The walk and the late hour
had made us hungry. That is when my eyes fell on a Chinese restaurant, where we
gravitated to. They served us a dish of stir fried vegetables and tofu cooked
in soy sauce, avoiding oyster sauce in deference to the three vegetarians. The
portions were huge and we took our time over it with rice and hot Chinese tea.
The restaurant was taking its last order for lunch as it was almost a half hour
past three. Many tanks displayed live lobsters, oysters and fish for order.

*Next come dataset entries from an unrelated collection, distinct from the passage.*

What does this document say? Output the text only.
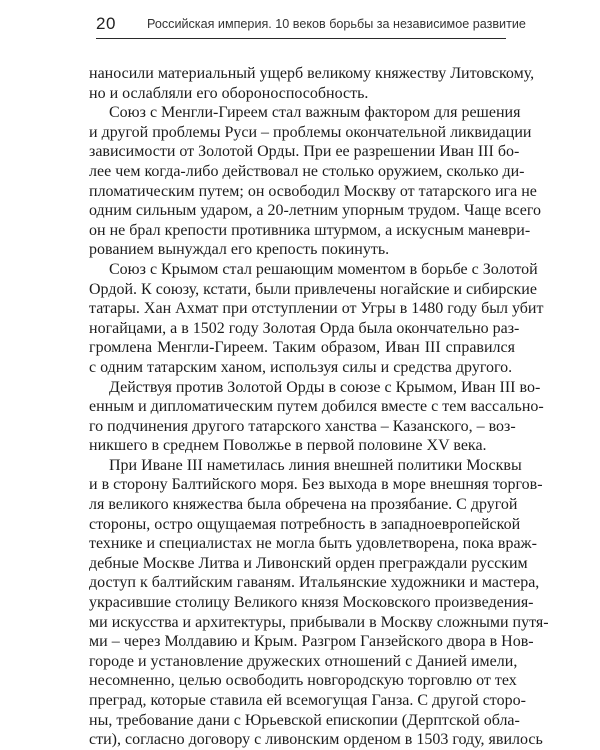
20 Российская империя. 10 веков борьбы за независимое развитие
наносили материальный ущерб великому княжеству Литовскому,
но и ослабляли его обороноспособность.
Союз с Менгли-Гиреем стал важным фактором для решения
и другой проблемы Руси – проблемы окончательной ликвидации
зависимости от Золотой Орды. При ее разрешении Иван III бо-
лее чем когда-либо действовал не столько оружием, сколько ди-
пломатическим путем; он освободил Москву от татарского ига не
одним сильным ударом, а 20-летним упорным трудом. Чаще всего
он не брал крепости противника штурмом, а искусным маневри-
рованием вынуждал его крепость покинуть.
Союз с Крымом стал решающим моментом в борьбе с Золотой
Ордой. К союзу, кстати, были привлечены ногайские и сибирские
татары. Хан Ахмат при отступлении от Угры в 1480 году был убит
ногайцами, а в 1502 году Золотая Орда была окончательно раз-
громлена Менгли-Гиреем. Таким образом, Иван III справился
с одним татарским ханом, используя силы и средства другого.
Действуя против Золотой Орды в союзе с Крымом, Иван III во-
енным и дипломатическим путем добился вместе с тем вассально-
го подчинения другого татарского ханства – Казанского, – воз-
никшего в среднем Поволжье в первой половине XV века.
При Иване III наметилась линия внешней политики Москвы
и в сторону Балтийского моря. Без выхода в море внешняя торгов-
ля великого княжества была обречена на прозябание. С другой
стороны, остро ощущаемая потребность в западноевропейской
технике и специалистах не могла быть удовлетворена, пока враж-
дебные Москве Литва и Ливонский орден преграждали русским
доступ к балтийским гаваням. Итальянские художники и мастера,
украсившие столицу Великого князя Московского произведения-
ми искусства и архитектуры, прибывали в Москву сложными путя-
ми – через Молдавию и Крым. Разгром Ганзейского двора в Нов-
городе и установление дружеских отношений с Данией имели,
несомненно, целью освободить новгородскую торговлю от тех
преград, которые ставила ей всемогущая Ганза. С другой сторо-
ны, требование дани с Юрьевской епископии (Дерптской обла-
сти), согласно договору с ливонским орденом в 1503 году, явилось
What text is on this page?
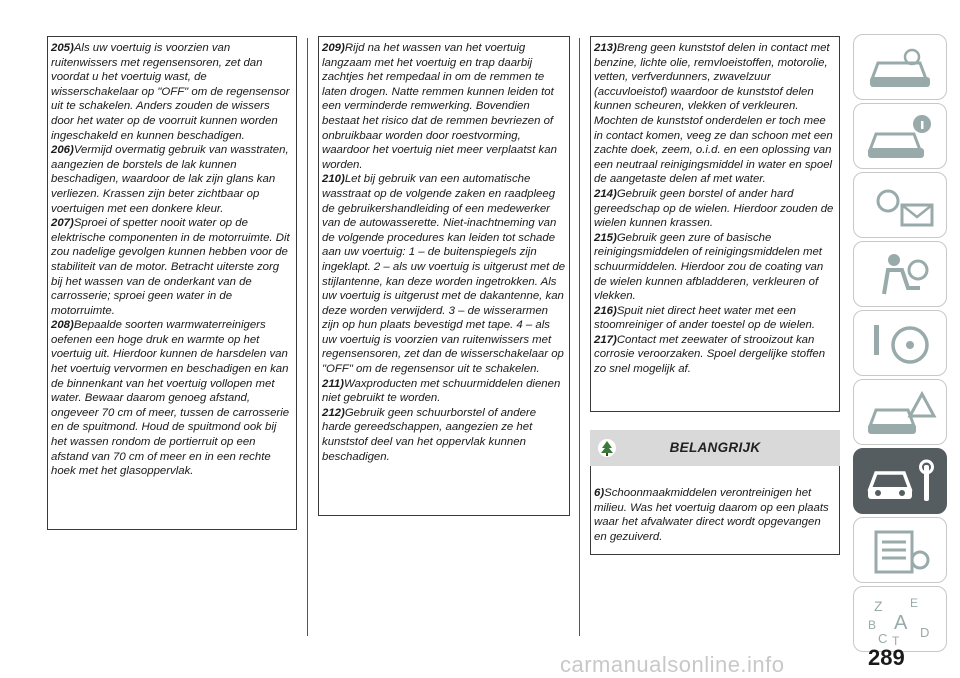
205)Als uw voertuig is voorzien van ruitenwissers met regensensoren, zet dan voordat u het voertuig wast, de wisserschakelaar op "OFF" om de regensensor uit te schakelen. Anders zouden de wissers door het water op de voorruit kunnen worden ingeschakeld en kunnen beschadigen.

206)Vermijd overmatig gebruik van wasstraten, aangezien de borstels de lak kunnen beschadigen, waardoor de lak zijn glans kan verliezen. Krassen zijn beter zichtbaar op voertuigen met een donkere kleur.

207)Sproei of spetter nooit water op de elektrische componenten in de motorruimte. Dit zou nadelige gevolgen kunnen hebben voor de stabiliteit van de motor. Betracht uiterste zorg bij het wassen van de onderkant van de carrosserie; sproei geen water in de motorruimte.

208)Bepaalde soorten warmwaterreinigers oefenen een hoge druk en warmte op het voertuig uit. Hierdoor kunnen de harsdelen van het voertuig vervormen en beschadigen en kan de binnenkant van het voertuig vollopen met water. Bewaar daarom genoeg afstand, ongeveer 70 cm of meer, tussen de carrosserie en de spuitmond. Houd de spuitmond ook bij het wassen rondom de portierruit op een afstand van 70 cm of meer en in een rechte hoek met het glasoppervlak.

209)Rijd na het wassen van het voertuig langzaam met het voertuig en trap daarbij zachtjes het rempedaal in om de remmen te laten drogen. Natte remmen kunnen leiden tot een verminderde remwerking. Bovendien bestaat het risico dat de remmen bevriezen of onbruikbaar worden door roestvorming, waardoor het voertuig niet meer verplaatst kan worden.

210)Let bij gebruik van een automatische wasstraat op de volgende zaken en raadpleeg de gebruikershandleiding of een medewerker van de autowasserette. Niet-inachtneming van de volgende procedures kan leiden tot schade aan uw voertuig: 1 – de buitenspiegels zijn ingeklapt. 2 – als uw voertuig is uitgerust met de stijlantenne, kan deze worden ingetrokken. Als uw voertuig is uitgerust met de dakantenne, kan deze worden verwijderd. 3 – de wisserarmen zijn op hun plaats bevestigd met tape. 4 – als uw voertuig is voorzien van ruitenwissers met regensensoren, zet dan de wisserschakelaar op "OFF" om de regensensor uit te schakelen.

211)Waxproducten met schuurmiddelen dienen niet gebruikt te worden.

212)Gebruik geen schuurborstel of andere harde gereedschappen, aangezien ze het kunststof deel van het oppervlak kunnen beschadigen.

213)Breng geen kunststof delen in contact met benzine, lichte olie, remvloeistoffen, motorolie, vetten, verfverdunners, zwavelzuur (accuvloeistof) waardoor de kunststof delen kunnen scheuren, vlekken of verkleuren. Mochten de kunststof onderdelen er toch mee in contact komen, veeg ze dan schoon met een zachte doek, zeem, o.i.d. en een oplossing van een neutraal reinigingsmiddel in water en spoel de aangetaste delen af met water.

214)Gebruik geen borstel of ander hard gereedschap op de wielen. Hierdoor zouden de wielen kunnen krassen.

215)Gebruik geen zure of basische reinigingsmiddelen of reinigingsmiddelen met schuurmiddelen. Hierdoor zou de coating van de wielen kunnen afbladderen, verkleuren of vlekken.

216)Spuit niet direct heet water met een stoomreiniger of ander toestel op de wielen.

217)Contact met zeewater of strooizout kan corrosie veroorzaken. Spoel dergelijke stoffen zo snel mogelijk af.

BELANGRIJK

6)Schoonmaakmiddelen verontreinigen het milieu. Was het voertuig daarom op een plaats waar het afvalwater direct wordt opgevangen en gezuiverd.

Z E
B A
C	D
T
carmanualsonline.info	289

Once lunch was done it was a short,
but steep, walk to the Sky Tower, which is an observation and
telecommunications tower. It is 23rd in the list of tallest building
of the world. The Shuklas got a concession on the entrance fee after producing
government issued documents. The first lift took us to Deck 51 and we had to
take another to Deck 60. The visits to both the Decks was one of the most
memorable features of my expedition. The 360 degree views of the city and its
landmarks from that height - Deck 60 was at over 200 meters – are panoramic and
mesmerizing. With good weather and light I was able to capture the ‘spirit of
the city’ on my mobile phone camera. The glass bottom in some of the sections
of the decks help to appreciate what goes on below from that height and I
almost froze on the glass panel! The Sky Tower also offers adventure seekers the
opportunity to sky jump from one of the decks. I watched, with growing
interest, a lady getting prepped and completing her jump. A bungee jump is on
my wish list for the current tour; possibly to be done in Wellington.

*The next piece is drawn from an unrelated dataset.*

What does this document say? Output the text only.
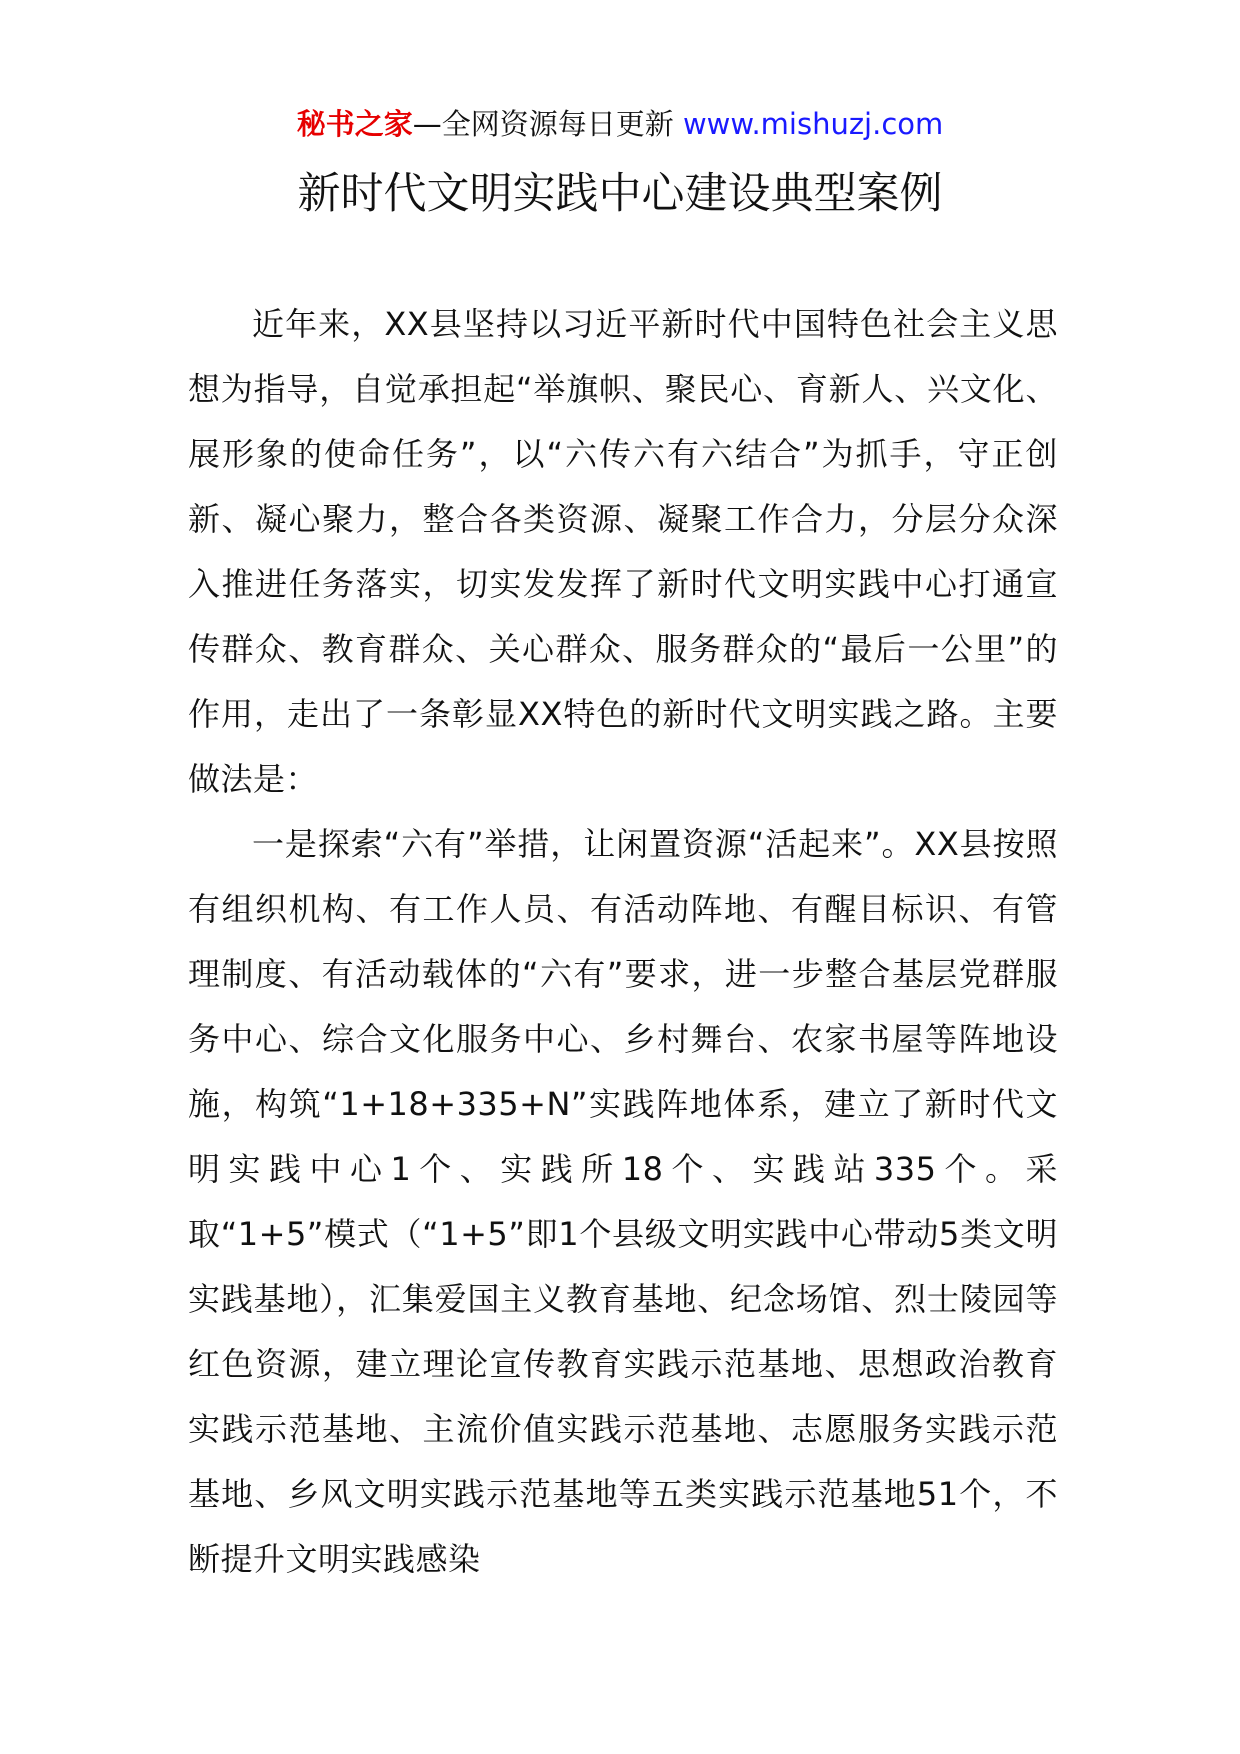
秘书之家—全网资源每日更新 www.mishuzj.com
新时代文明实践中心建设典型案例

近年来，XX县坚持以习近平新时代中国特色社会主义思想为指导，自觉承担起“举旗帜、聚民心、育新人、兴文化、展形象的使命任务”，以“六传六有六结合”为抓手，守正创新、凝心聚力，整合各类资源、凝聚工作合力，分层分众深入推进任务落实，切实发发挥了新时代文明实践中心打通宣传群众、教育群众、关心群众、服务群众的“最后一公里”的作用，走出了一条彰显XX特色的新时代文明实践之路。主要做法是：

一是探索“六有”举措，让闲置资源“活起来”。XX县按照有组织机构、有工作人员、有活动阵地、有醒目标识、有管理制度、有活动载体的“六有”要求，进一步整合基层党群服务中心、综合文化服务中心、乡村舞台、农家书屋等阵地设施，构筑“1+18+335+N”实践阵地体系，建立了新时代文明实践中心1个、实践所18个、实践站335个。采取“1+5”模式（“1+5”即1个县级文明实践中心带动5类文明实践基地），汇集爱国主义教育基地、纪念场馆、烈士陵园等红色资源，建立理论宣传教育实践示范基地、思想政治教育实践示范基地、主流价值实践示范基地、志愿服务实践示范基地、乡风文明实践示范基地等五类实践示范基地51个，不断提升文明实践感染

When we were thoroughly absorbed in
the sights that kept us going round and round the decks Shukla, fortunately,
remembered that our time at the parking meter was about lapse. I made a dash
for the parking lot leaving the others to walk down. I was happy to reach the
parking lot just after the time was up. The penalty was avoided. From there we
drove to Mission Bay, which Kapil had highly recommended. We motored as slowly
as the traffic would permit us along the Tamaki Drive. When the views became
irresistible we found the Tamaki Yacht Club parking lot and moved in without
even bothering to check if that was permitted. We were willing to face anything
to be part of that lovely setting. The rocky ‘steps’ to the waterfront in the
background of bluish-grey mountains, yachts and a setting sun was a magical
experience. Tearing ourselves away from the Club premises we drove on to Mission
Bay beach. New Zealand seemed every bit God’s Own Country, much more suited to
this place than the one it is used for, Kerala. The centerpiece of the beach is
the Trevor Moss Davis Memorial Fountain, gifted to the beach by his father
after his son suddenly died in 1945. Dinner with the Kauls was another elevating experience. Besides ‘releasing the Krakken’ it was a table full of gourmand’s goodies. There as special yellow Dal – also used as soup – delightful Dum Aloo, pasty Okra and a delectable kheema. Wow, what a feast. I overate for the second day in succession. Portions and more portions of rice filled my plate with the side dishes. Eventually, I stopped when my jaws started to ache. The food was amazing, to say the least. At the table Archana told us about the foul weather that was heading our way from the South Island. Anyway, that could be tackled later. Immediate was the plan to get the car replaced because Kapil and I felt that the car has less juice than what was required for what lay ahead. We also made plans for the next day and went to sleep with them.